Child care really sits across several portfolios and it's difficult to pigeonhole, particularly with the more recent emphasis of early childhood education vs the traditional concept of child care simply being about minding children while their parents are at work.

Child care policy is related to social welfare, education, employment and health and so it's changed location several times. Should it fall under social services or education?

In Australia, as in many other countries, learning and education are often separate to child care, but they're not mutually exclusive. A child's learning and development in the years before school and the impact it has on the child's future is becoming more and more apparent.

Child care in its various forms now plays such an important role in our children's early learning, that it's clear that child care has to be included in the education portfolio. Malcolm Turnbull agrees.

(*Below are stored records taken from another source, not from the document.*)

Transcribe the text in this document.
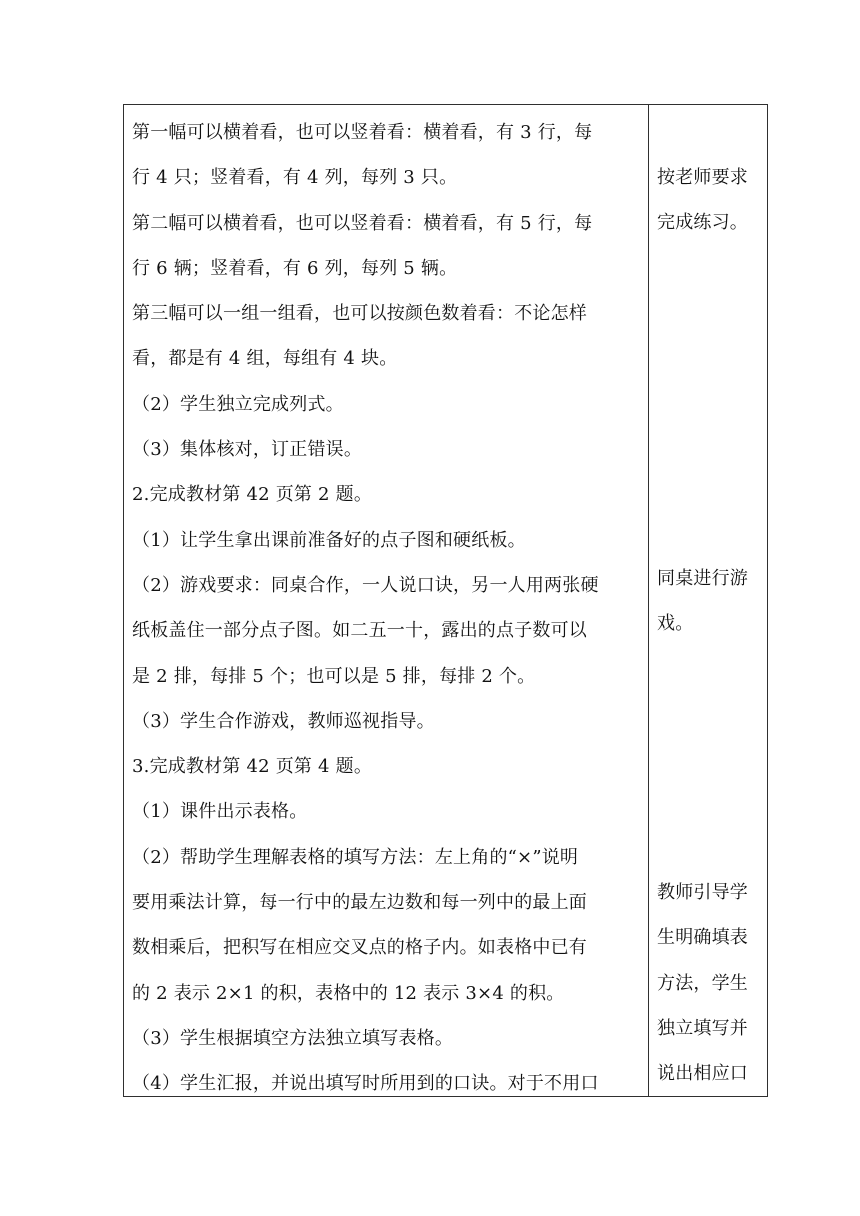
第一幅可以横着看，也可以竖着看：横着看，有 3 行，每
行 4 只；竖着看，有 4 列，每列 3 只。
第二幅可以横着看，也可以竖着看：横着看，有 5 行，每
行 6 辆；竖着看，有 6 列，每列 5 辆。
第三幅可以一组一组看，也可以按颜色数着看：不论怎样
看，都是有 4 组，每组有 4 块。
（2）学生独立完成列式。
（3）集体核对，订正错误。
2.完成教材第 42 页第 2 题。
（1）让学生拿出课前准备好的点子图和硬纸板。
（2）游戏要求：同桌合作，一人说口诀，另一人用两张硬
纸板盖住一部分点子图。如二五一十，露出的点子数可以
是 2 排，每排 5 个；也可以是 5 排，每排 2 个。
（3）学生合作游戏，教师巡视指导。
3.完成教材第 42 页第 4 题。
（1）课件出示表格。
（2）帮助学生理解表格的填写方法：左上角的“×”说明
要用乘法计算，每一行中的最左边数和每一列中的最上面
数相乘后，把积写在相应交叉点的格子内。如表格中已有
的 2 表示 2×1 的积，表格中的 12 表示 3×4 的积。
（3）学生根据填空方法独立填写表格。
（4）学生汇报，并说出填写时所用到的口诀。对于不用口
按老师要求
完成练习。
同桌进行游
戏。
教师引导学
生明确填表
方法，学生
独立填写并
说出相应口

In a recent article in The Conversation, Susan Krieg, Associate Professor at Flinders University, highlights the fact that 'early learning isn't a means to an end, it's an end in itself'.

Extract from the article in The Conversation:

"Similar to the situation in many Western countries, the establishment of child care services in Australia was related primarily to women's participation in the labour market.

The emphasis in child care was on health and therefore practices focused on hygiene, safety and regularity of routines such as sleeping, eating and toileting.

In comparison, historically, preschools had primarily educational aims. The emphasis was on learning.

While internationally and within Australia there have been many attempts to align the purposes of child care and education, the common perception is that they are different. One of the underpinning assumptions of this difference is that "real" learning begins at school (or preschool).

Most often engagement with the "three Rs" is viewed as more important than the learning that has occurred before it. This perception persists despite the research evidence from neuroscience, economics and social science that the experiences and learning in the first 2000 days of life, before a child enters primary school, are critical in establishing trajectories in health, learning and behaviour.

From this perspective, care and education are the responsibility of the individual family rather than a shared task between family, community and government. Children are caught in the middle as "profitable assets".

It's a positive move to shift ECEC responsibility back to the education portfolio. This move signals the importance of learning in the early years, rather than positioning childcare as primarily a welfare or labour market issue.

The countries that view child care as a public, shared, important responsibility demonstrate the relationship between consistent ongoing investment in early childhood education and long-term educational outcomes.

If Australia is to live up to its aspirations of being the innovative clever country, it needs to pay serious attention to the learning that occurs before children enter primary school. Viewing childcare as important learning rather than babysitting so mum can go to work is a good place to start."